I love smoothies! My kids love smoothies! You should really consider finding or creating your own 'go-to' smoothie arsenal. Why? Smoothies are the best way to get more nutrients than at a meal - extra fruits and veggies!
The purpose of substituting a smoothie for your typical meal is multi-purposed. On a typical day, you should be eating 3-4 meals (one of these may be a snack, and a smoothie can also substitute your snack). When timed correctly, a smoothie can actually be a better alternative than a meal. The reason for this is that it is easier for your body to digest and use the contents quickly. Example: a high protein smoothie after your workout - the body can digest this quickly and get protein to the fatigued muscles faster.
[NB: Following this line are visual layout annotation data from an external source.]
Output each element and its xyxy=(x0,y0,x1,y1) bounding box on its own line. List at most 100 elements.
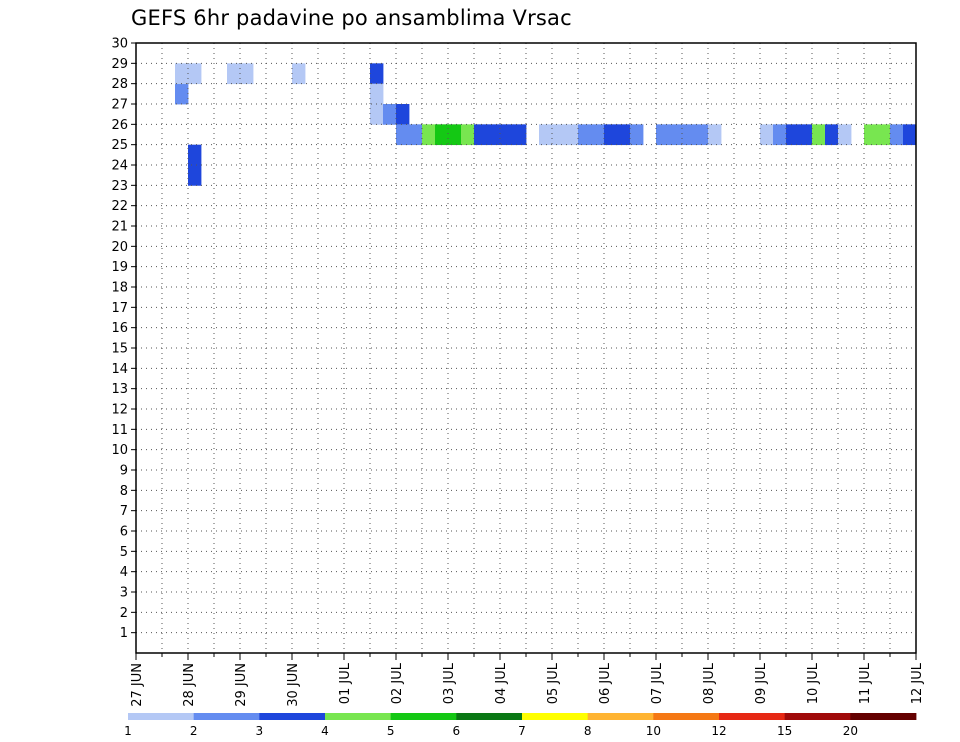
x-tick-label: 07 JUL xyxy=(650,662,665,704)
x-tick-label: 02 JUL xyxy=(390,662,405,704)
heatmap-cell xyxy=(292,63,306,85)
y-tick-label: 5 xyxy=(120,545,128,560)
y-tick-label: 26 xyxy=(111,118,128,133)
y-tick-label: 3 xyxy=(120,586,128,601)
heatmap-cell xyxy=(786,124,800,146)
x-tick-label: 29 JUN xyxy=(234,663,249,707)
y-tick-label: 14 xyxy=(111,362,128,377)
heatmap-cell xyxy=(669,124,683,146)
y-tick-label: 18 xyxy=(111,281,128,296)
legend-swatch xyxy=(719,713,786,720)
heatmap-cell xyxy=(175,63,189,85)
heatmap-cell xyxy=(370,104,384,125)
y-tick-label: 19 xyxy=(111,260,128,275)
heatmap-cell xyxy=(188,63,202,85)
y-tick-label: 29 xyxy=(111,57,128,72)
heatmap-cell xyxy=(812,124,826,146)
y-tick-label: 8 xyxy=(120,484,128,499)
heatmap-cell xyxy=(396,124,410,146)
heatmap-cell xyxy=(240,63,254,85)
y-tick-label: 11 xyxy=(111,423,128,438)
heatmap-cell xyxy=(864,124,878,146)
x-tick-label: 28 JUN xyxy=(182,663,197,707)
heatmap-cell xyxy=(500,124,514,146)
legend-label: 4 xyxy=(321,724,329,738)
legend-swatch xyxy=(128,713,195,720)
legend-swatch xyxy=(784,713,851,720)
heatmap-cell xyxy=(630,124,644,146)
legend-swatch xyxy=(522,713,589,720)
legend-label: 6 xyxy=(453,724,461,738)
y-tick-label: 20 xyxy=(111,240,128,255)
heatmap-cell xyxy=(552,124,566,146)
heatmap-cell xyxy=(396,104,410,125)
legend-label: 2 xyxy=(190,724,198,738)
legend-label: 1 xyxy=(124,724,132,738)
heatmap-cell xyxy=(487,124,501,146)
x-tick-label: 04 JUL xyxy=(494,662,509,704)
y-tick-label: 25 xyxy=(111,138,128,153)
x-tick-label: 11 JUL xyxy=(858,662,873,704)
legend: 1 2 3 4 5 6 7 8 10 12 15 20 xyxy=(124,713,917,738)
heatmap-cell xyxy=(188,165,202,186)
x-tick-label: 01 JUL xyxy=(338,662,353,704)
heatmap-cell xyxy=(838,124,852,146)
y-tick-label: 2 xyxy=(120,606,128,621)
legend-label: 7 xyxy=(518,724,526,738)
heatmap-cell xyxy=(474,124,488,146)
heatmap-cell xyxy=(461,124,475,146)
x-tick-label: 27 JUN xyxy=(130,663,145,707)
legend-swatch xyxy=(653,713,720,720)
y-tick-label: 6 xyxy=(120,525,128,540)
heatmap-cell xyxy=(227,63,241,85)
x-tick-label: 05 JUL xyxy=(546,662,561,704)
legend-swatch xyxy=(325,713,392,720)
legend-swatch xyxy=(390,713,457,720)
legend-label: 8 xyxy=(584,724,592,738)
legend-swatch xyxy=(259,713,326,720)
heatmap-cell xyxy=(708,124,722,146)
legend-swatch xyxy=(850,713,917,720)
y-tick-label: 27 xyxy=(111,98,128,113)
y-tick-label: 17 xyxy=(111,301,128,316)
y-tick-label: 12 xyxy=(111,403,128,418)
legend-swatch xyxy=(193,713,260,720)
heatmap-cell xyxy=(565,124,579,146)
y-tick-label: 4 xyxy=(120,565,128,580)
y-tick-label: 21 xyxy=(111,220,128,235)
y-axis: 1234567891011121314151617181920212223242… xyxy=(111,37,136,641)
heatmap-cell xyxy=(877,124,891,146)
chart-title: GEFS 6hr padavine po ansamblima Vrsac xyxy=(131,6,572,30)
heatmap-cell xyxy=(591,124,605,146)
y-tick-label: 30 xyxy=(111,37,128,52)
x-axis: 27 JUN 28 JUN 29 JUN 30 JUN 01 JUL 02 JUL 03 J… xyxy=(130,653,925,707)
legend-label: 12 xyxy=(711,724,726,738)
y-tick-label: 23 xyxy=(111,179,128,194)
heatmap-cell xyxy=(890,124,904,146)
x-tick-label: 10 JUL xyxy=(806,662,821,704)
cells-layer xyxy=(175,63,917,186)
legend-label: 15 xyxy=(777,724,792,738)
heatmap-cell xyxy=(370,83,384,105)
heatmap-cell xyxy=(760,124,774,146)
heatmap-cell xyxy=(513,124,527,146)
heatmap-cell xyxy=(539,124,553,146)
y-tick-label: 24 xyxy=(111,159,128,174)
heatmap-cell xyxy=(656,124,670,146)
heatmap-cell xyxy=(682,124,696,146)
heatmap-cell xyxy=(435,124,449,146)
heatmap-cell xyxy=(383,104,397,125)
heatmap-cell xyxy=(604,124,618,146)
y-tick-label: 10 xyxy=(111,443,128,458)
y-tick-label: 7 xyxy=(120,504,128,519)
grid-layer xyxy=(136,43,916,653)
heatmap-cell xyxy=(422,124,436,146)
x-tick-label: 30 JUN xyxy=(286,663,301,707)
y-tick-label: 13 xyxy=(111,382,128,397)
legend-label: 3 xyxy=(256,724,264,738)
y-tick-label: 16 xyxy=(111,321,128,336)
heatmap-cell xyxy=(409,124,423,146)
y-tick-label: 9 xyxy=(120,464,128,479)
heatmap-cell xyxy=(773,124,787,146)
Another great advantage is that the ease of digesting a smoothie creates extra energy for your body to repair cellular damage, give you a physical 'boost,' as well as decrease inflammation.
My last reason (and attempt to win you over on this) - consider the 'add-ins' for extra nutrients! Here are my favorites:
all-natural nut butters, flax or avocado for healthy fats and vitamin E
ginger or cinnamon for additional antioxidants
honey for anti-bacterial or anti-fungal, as well as allergy prevention
a vegetable-based protein supplement for energy, muscle repair, etc.
cacao, chia seeds, and flax for extra fiber, good fats, and blood sugar control
My favorite is so easy! Blend 1 cup frozen berries, 1 scoop Vega Proteins & Greens (20 grams of protein!), a handful of kale, a splash (or more) of almond milk, a sprinkle of chia seeds or 1/2 T flax oil, and unsweetened coconut chips on top!
Now, go whip up a smoothie (mine above or your own) and enjoy!